I read a really great post from greenlagirl
on the return of Dean’s Beans to the Fair Trade Certified roster. Dean Cycon is a well known pioneer in Fair Trade, and has a book
out on his experiences in the coffee world.
It was gratifying to see the farming partners he works with support his return to Fair Trade Certified. Dean has never wavered from the overall concept of Fair Trade, even while disagreeing on some of the details of implementation.
How could there be disagreement on something so fundamentally positive? Fair Trade is a fantastic and simple concept but – believe me – it has endless complications in execution, given the progressive goals, broad scope and variety of participants.
I was on a panel with Dahinda Meda – the founder of Café Mam
- at the Ecological Farming Association conference last week, who pointed out areas where he hopes to see us improve, based on his frequent travel to Chiapas and relationships with farmers in the region.
Like Dean, Dahinda is no lightweight. Café Mam has been a Fair Trade advocate for 20 years. Dahinda was also one of the key players in the legal battle to get DDT banned in the United States. He received a standing ovation at EcoFarm, and then proceeded to express some concerns over our floor prices and inspection processes.
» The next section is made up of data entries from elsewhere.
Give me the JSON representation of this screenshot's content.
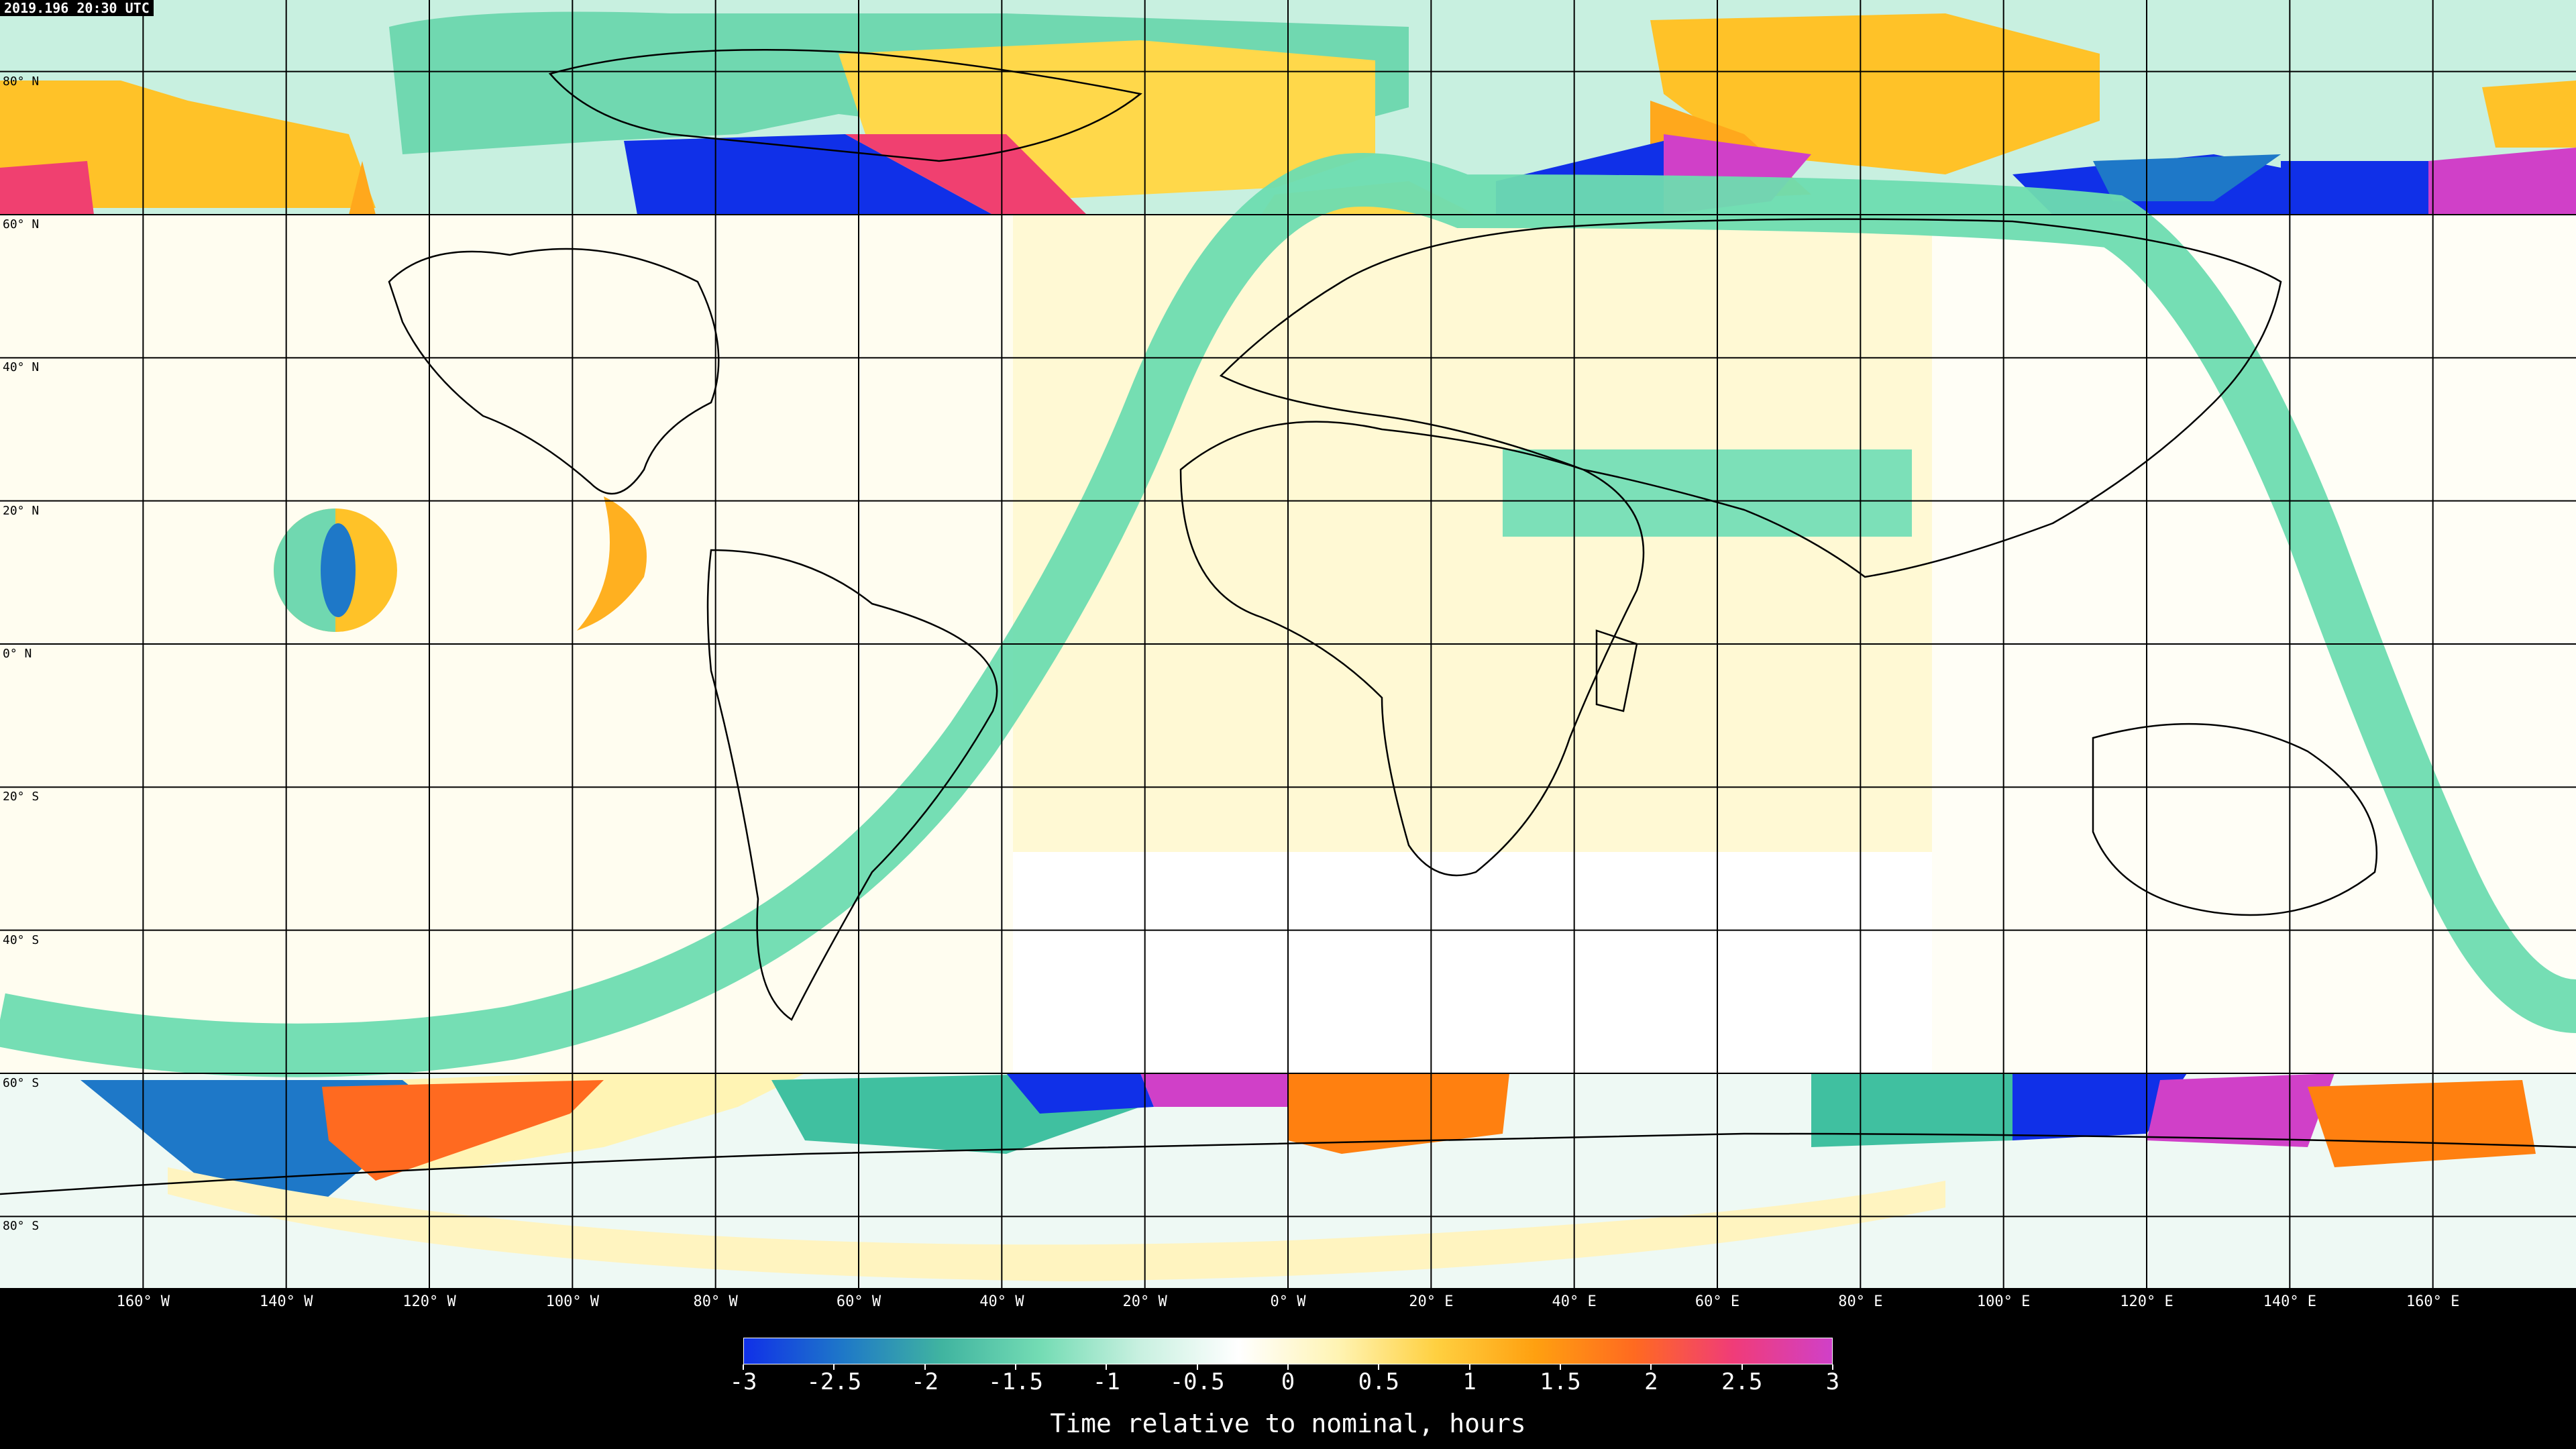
{
  "timestamp": "2019.196 20:30 UTC",
  "lat_labels": [
    "80° N",
    "60° N",
    "40° N",
    "20° N",
    "0° N",
    "20° S",
    "40° S",
    "60° S",
    "80° S"
  ],
  "lon_labels": [
    "160° W",
    "140° W",
    "120° W",
    "100° W",
    "80° W",
    "60° W",
    "40° W",
    "20° W",
    "0° W",
    "20° E",
    "40° E",
    "60° E",
    "80° E",
    "100° E",
    "120° E",
    "140° E",
    "160° E"
  ],
  "colorbar": {
    "ticks": [
      "-3",
      "-2.5",
      "-2",
      "-1.5",
      "-1",
      "-0.5",
      "0",
      "0.5",
      "1",
      "1.5",
      "2",
      "2.5",
      "3"
    ],
    "title": "Time relative to nominal, hours",
    "colors": [
      "#1030e8",
      "#1e78c8",
      "#40b4a0",
      "#74dcb4",
      "#c8f0e0",
      "#ffffff",
      "#fff4b4",
      "#ffd040",
      "#ffa010",
      "#ff6a20",
      "#f03c78",
      "#d040c8"
    ]
  },
  "zone_colors": {
    "background": "#fffbe4",
    "equatorial_band": "#fdf7d2",
    "track": "#6edcb0",
    "arabia": "#7ce0b8"
  }
}
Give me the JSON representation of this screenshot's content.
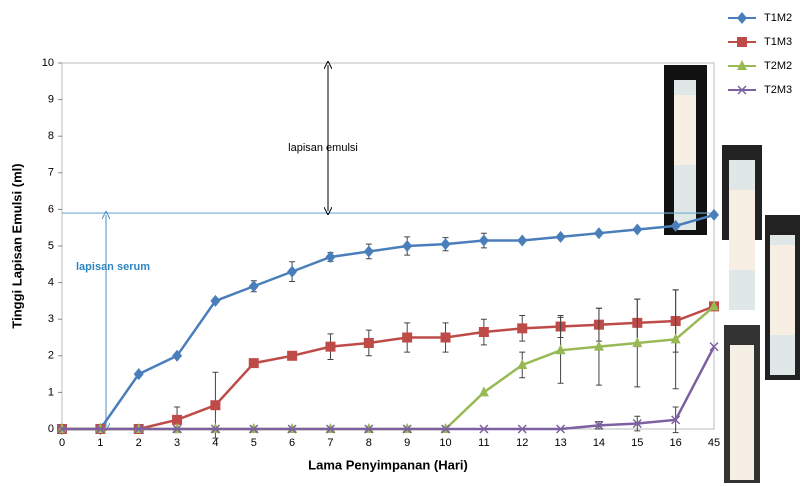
{
  "chart_data": {
    "type": "line",
    "x_label": "Lama Penyimpanan (Hari)",
    "y_label": "Tinggi Lapisan Emulsi (ml)",
    "categories": [
      "0",
      "1",
      "2",
      "3",
      "4",
      "5",
      "6",
      "7",
      "8",
      "9",
      "10",
      "11",
      "12",
      "13",
      "14",
      "15",
      "16",
      "45"
    ],
    "ylim": [
      0,
      10
    ],
    "yticks": [
      0,
      1,
      2,
      3,
      4,
      5,
      6,
      7,
      8,
      9,
      10
    ],
    "legend": "top-right",
    "series": [
      {
        "name": "T1M2",
        "color": "#4a7ebb",
        "marker": "diamond",
        "values": [
          0,
          0,
          1.5,
          2,
          3.5,
          3.9,
          4.3,
          4.7,
          4.85,
          5,
          5.05,
          5.15,
          5.15,
          5.25,
          5.35,
          5.45,
          5.55,
          5.85
        ],
        "errors": [
          0,
          0,
          0,
          0,
          0,
          0.15,
          0.27,
          0.12,
          0.2,
          0.25,
          0.18,
          0.2,
          0,
          0,
          0,
          0,
          0,
          0
        ]
      },
      {
        "name": "T1M3",
        "color": "#be4b48",
        "marker": "square",
        "values": [
          0,
          0,
          0,
          0.25,
          0.65,
          1.8,
          2,
          2.25,
          2.35,
          2.5,
          2.5,
          2.65,
          2.75,
          2.8,
          2.85,
          2.9,
          2.95,
          3.35
        ],
        "errors": [
          0,
          0,
          0,
          0.35,
          0.9,
          0,
          0,
          0.35,
          0.35,
          0.4,
          0.4,
          0.35,
          0.35,
          0.3,
          0.45,
          0.65,
          0.85,
          0
        ]
      },
      {
        "name": "T2M2",
        "color": "#98b954",
        "marker": "triangle",
        "values": [
          0,
          0,
          0,
          0,
          0,
          0,
          0,
          0,
          0,
          0,
          0,
          1,
          1.75,
          2.15,
          2.25,
          2.35,
          2.45,
          3.35
        ],
        "errors": [
          0,
          0,
          0,
          0,
          0,
          0,
          0,
          0,
          0,
          0,
          0,
          0,
          0.35,
          0.9,
          1.05,
          1.2,
          1.35,
          0
        ]
      },
      {
        "name": "T2M3",
        "color": "#7d60a0",
        "marker": "x",
        "values": [
          0,
          0,
          0,
          0,
          0,
          0,
          0,
          0,
          0,
          0,
          0,
          0,
          0,
          0,
          0.1,
          0.15,
          0.25,
          2.25
        ],
        "errors": [
          0,
          0,
          0,
          0,
          0,
          0,
          0,
          0,
          0,
          0,
          0,
          0,
          0,
          0,
          0.1,
          0.2,
          0.35,
          0
        ]
      }
    ],
    "reference_y": 5.9,
    "annotations": [
      "lapisan emulsi",
      "lapisan serum"
    ]
  }
}
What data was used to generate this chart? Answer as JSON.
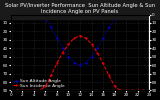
{
  "title": "Solar PV/Inverter Performance  Sun Altitude Angle & Sun Incidence Angle on PV Panels",
  "legend1": "Sun Altitude Angle",
  "legend2": "Sun Incidence Angle",
  "x_values": [
    0,
    1,
    2,
    3,
    4,
    5,
    6,
    7,
    8,
    9,
    10,
    11,
    12,
    13,
    14,
    15,
    16,
    17,
    18,
    19,
    20,
    21,
    22,
    23,
    24
  ],
  "altitude_values": [
    0,
    0,
    0,
    0,
    0,
    0,
    5,
    15,
    28,
    40,
    50,
    57,
    60,
    57,
    50,
    40,
    28,
    15,
    5,
    0,
    0,
    0,
    0,
    0,
    0
  ],
  "incidence_values": [
    90,
    90,
    90,
    90,
    90,
    90,
    85,
    72,
    58,
    45,
    35,
    28,
    25,
    28,
    35,
    45,
    58,
    72,
    85,
    90,
    90,
    90,
    90,
    90,
    90
  ],
  "xlim": [
    0,
    24
  ],
  "ylim_left": [
    0,
    90
  ],
  "ylim_right": [
    0,
    90
  ],
  "bg_color": "#000000",
  "plot_bg_color": "#000000",
  "title_bg_color": "#1a1a1a",
  "grid_color": "#555555",
  "line1_color": "#0000ff",
  "line2_color": "#ff0000",
  "title_color": "#ffffff",
  "tick_color": "#ffffff",
  "title_fontsize": 3.8,
  "legend_fontsize": 3.2,
  "tick_fontsize": 3.0,
  "x_ticks": [
    0,
    2,
    4,
    6,
    8,
    10,
    12,
    14,
    16,
    18,
    20,
    22,
    24
  ],
  "x_tick_labels": [
    "0",
    "2",
    "4",
    "6",
    "8",
    "10",
    "12",
    "14",
    "16",
    "18",
    "20",
    "22",
    "24"
  ],
  "y_ticks": [
    0,
    10,
    20,
    30,
    40,
    50,
    60,
    70,
    80,
    90
  ]
}
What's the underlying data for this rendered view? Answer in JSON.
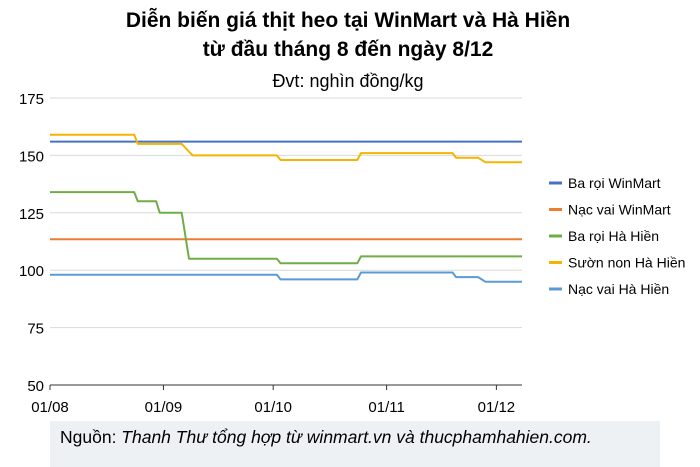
{
  "chart_data": {
    "type": "line",
    "title": "Diễn biến giá thịt heo tại WinMart và Hà Hiền",
    "subtitle": "từ đầu tháng 8 đến ngày 8/12",
    "unit_label": "Đvt: nghìn đồng/kg",
    "x_ticks": [
      "01/08",
      "01/09",
      "01/10",
      "01/11",
      "01/12"
    ],
    "x_range": [
      "2021-08-01",
      "2021-12-08"
    ],
    "y_ticks": [
      50,
      75,
      100,
      125,
      150,
      175
    ],
    "ylim": [
      50,
      175
    ],
    "grid": true,
    "legend_position": "right",
    "series": [
      {
        "name": "Ba rọi WinMart",
        "color": "#4472c4",
        "points": [
          [
            "2021-08-01",
            156
          ],
          [
            "2021-12-08",
            156
          ]
        ]
      },
      {
        "name": "Nạc vai WinMart",
        "color": "#ed7d31",
        "points": [
          [
            "2021-08-01",
            113.5
          ],
          [
            "2021-12-08",
            113.5
          ]
        ]
      },
      {
        "name": "Ba rọi Hà Hiền",
        "color": "#70ad47",
        "points": [
          [
            "2021-08-01",
            134
          ],
          [
            "2021-08-24",
            134
          ],
          [
            "2021-08-25",
            130
          ],
          [
            "2021-08-30",
            130
          ],
          [
            "2021-08-31",
            125
          ],
          [
            "2021-09-06",
            125
          ],
          [
            "2021-09-08",
            105
          ],
          [
            "2021-10-02",
            105
          ],
          [
            "2021-10-03",
            103
          ],
          [
            "2021-10-24",
            103
          ],
          [
            "2021-10-25",
            106
          ],
          [
            "2021-12-08",
            106
          ]
        ]
      },
      {
        "name": "Sườn non Hà Hiền",
        "color": "#f4b400",
        "points": [
          [
            "2021-08-01",
            159
          ],
          [
            "2021-08-24",
            159
          ],
          [
            "2021-08-25",
            155
          ],
          [
            "2021-09-06",
            155
          ],
          [
            "2021-09-09",
            150
          ],
          [
            "2021-10-02",
            150
          ],
          [
            "2021-10-03",
            148
          ],
          [
            "2021-10-24",
            148
          ],
          [
            "2021-10-25",
            151
          ],
          [
            "2021-11-19",
            151
          ],
          [
            "2021-11-20",
            149
          ],
          [
            "2021-11-26",
            149
          ],
          [
            "2021-11-28",
            147
          ],
          [
            "2021-12-08",
            147
          ]
        ]
      },
      {
        "name": "Nạc vai Hà Hiền",
        "color": "#5b9bd5",
        "points": [
          [
            "2021-08-01",
            98
          ],
          [
            "2021-10-02",
            98
          ],
          [
            "2021-10-03",
            96
          ],
          [
            "2021-10-24",
            96
          ],
          [
            "2021-10-25",
            99
          ],
          [
            "2021-11-19",
            99
          ],
          [
            "2021-11-20",
            97
          ],
          [
            "2021-11-26",
            97
          ],
          [
            "2021-11-28",
            95
          ],
          [
            "2021-12-08",
            95
          ]
        ]
      }
    ]
  },
  "footer": {
    "prefix": "Nguồn: ",
    "source": "Thanh Thư tổng hợp từ winmart.vn và thucphamhahien.com."
  }
}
At times like these, I confess to occasional envy over the simpler/lower bar certification schemes which focus only on farm management or minimal social indicators (such as local country minimum wages). Reflecting further, however, I realize that the progressive nature of Fair Trade – trying to improve both the planet and the opportunities for farmers – is bound to create some occasional discord. Since we all share similar goals, this dialog is both positive and a part of the process.
As I have said before, the key for us has always been the voice of the growers. Paul Rice recently returned from a trip to Indonesia and Thailand, where rice and coffee farmers expressed both enthusiasm for Fair Trade, and the desire to use it as a mechanism to improve their communities. As long as traders play by the rules, that enthusiasm generally applies to getting product into Wal Mart and Whole Foods as much as it does a coffee shop in Eugene. Not all of our licensees (or advocates) in the system are as enthusiastic about this. On almost any issue relating to Fair Trade – from labeling to trademarks to hired labor standards – there are a variety of opinions about what would be the perfect outcome.
This ongoing dialog is what makes Fair Trade so powerful. Even Dean – in his book – took the time to acknowledge and thank Starbucks and Green Mountain (both large publicly traded coffee roasters) for their willingness to engage in discussion about how we can all have the most positive impact.